A study by the Wall Street Journal in 2013 found Netflix subscriptions went up 32 percent, while DVD sales dropped 8 percent and movie rentals at stores fell 14 percent.
However, at Cortland’s Family Video, at 64 N. Main St. — a half-hour after opening at 10 a.m. Tuesday — with people in line holding a handful of movies, you would be hard-pressed to notice a decline.
“Business is good. A lot of people pass through here,” said Aisha Thomas, assistant manager at Family Video.
She guessed the store may see 100 people a day, but said the number varies, depending on the day. Weekends are the store’s busiest days, and when kids get out of school there is an increase in rentals as well, Thomas said. Tuesday was also the day that new releases are put on the shelves.
“People still like to talk with us and to ask our opinion on movies,” Thomas said, explaining why she thinks people like renting movies from Family Video.
And people are not just renting movies, but they are renting entire television shows as well, she said.
However, renting television shows may be less of a trend than renting movies.
Antonio Kanutson, of Cortland, said he usually watches his favorite television series online, but when it comes to movies he will still go out and rent them.
“It is just easier that way,” he said.
Vivian Lomonaco, also of Cortland, shared Kanutson’s preference, as she too prefers to rent movies.
“I prefer to watch nice, clean movies, like ‘The Jungle Book,’ and it is easy to find what I want and pick it out at the store,” Lomonaco said.
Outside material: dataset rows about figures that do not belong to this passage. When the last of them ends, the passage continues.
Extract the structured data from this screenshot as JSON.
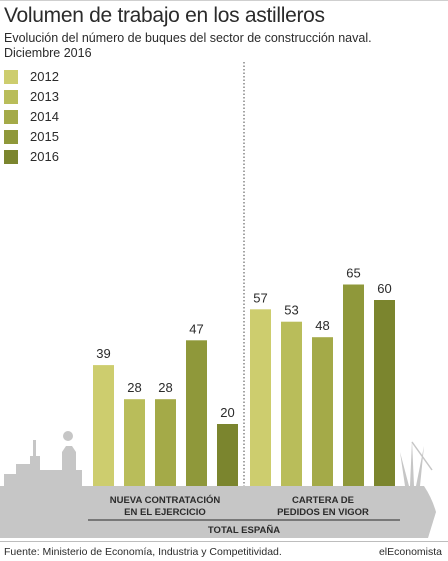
{
  "title": "Volumen de trabajo en los astilleros",
  "subtitle": "Evolución del número de buques del sector de construcción naval. Diciembre 2016",
  "source": "Fuente: Ministerio de Economía, Industria y Competitividad.",
  "brand": "elEconomista",
  "colors": {
    "2012": "#cdcd6e",
    "2013": "#b9bd5a",
    "2014": "#a4aa48",
    "2015": "#8f983a",
    "2016": "#7b852e",
    "ship": "#c6c6c6",
    "text": "#2b2b2b"
  },
  "chart_data": {
    "type": "bar",
    "title": "Volumen de trabajo en los astilleros",
    "subtitle": "Evolución del número de buques del sector de construcción naval. Diciembre 2016",
    "categories": [
      "NUEVA CONTRATACIÓN EN EL EJERCICIO",
      "CARTERA DE PEDIDOS EN VIGOR"
    ],
    "category_lines": [
      [
        "NUEVA CONTRATACIÓN",
        "EN EL EJERCICIO"
      ],
      [
        "CARTERA DE",
        "PEDIDOS EN VIGOR"
      ]
    ],
    "group_label": "TOTAL ESPAÑA",
    "series": [
      {
        "name": "2012",
        "values": [
          39,
          57
        ]
      },
      {
        "name": "2013",
        "values": [
          28,
          53
        ]
      },
      {
        "name": "2014",
        "values": [
          28,
          48
        ]
      },
      {
        "name": "2015",
        "values": [
          47,
          65
        ]
      },
      {
        "name": "2016",
        "values": [
          20,
          60
        ]
      }
    ],
    "ylim": [
      0,
      70
    ],
    "grid": false,
    "legend": "top-left",
    "xlabel": "",
    "ylabel": ""
  }
}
In Cortland County, other than free rentals from a limited selection at the library, or paying to rent videos from Family Video or Red Boxes, there are not many options for people to rent movies. Movies can be purchased at department stores or one of the next closest options, The Movie House and More, at 12 W. Main St. in Dryden.
Charles Tipling, the owner of the store, began selling movies as just a hobby, before turning it into a full-time business about two years ago.
“I’ve been doing great ever since opening,” Tipling said.
He sells old and modern, new and used movies, all of which he watches before he puts them up to sell. So, unlike other stores that will just stock the latest movies, he knows about everything he is selling.
“I like to watch the movies and rate them,” Tipling said. “The more I like them, the more I charge for them and the less I like them the cheaper they are.”
His prices are one reason he said he believes people like shopping at his store. And the fact that people still like to buy a movie and have it for themselves.
“Some prefer Netflix and some don’t,” he said.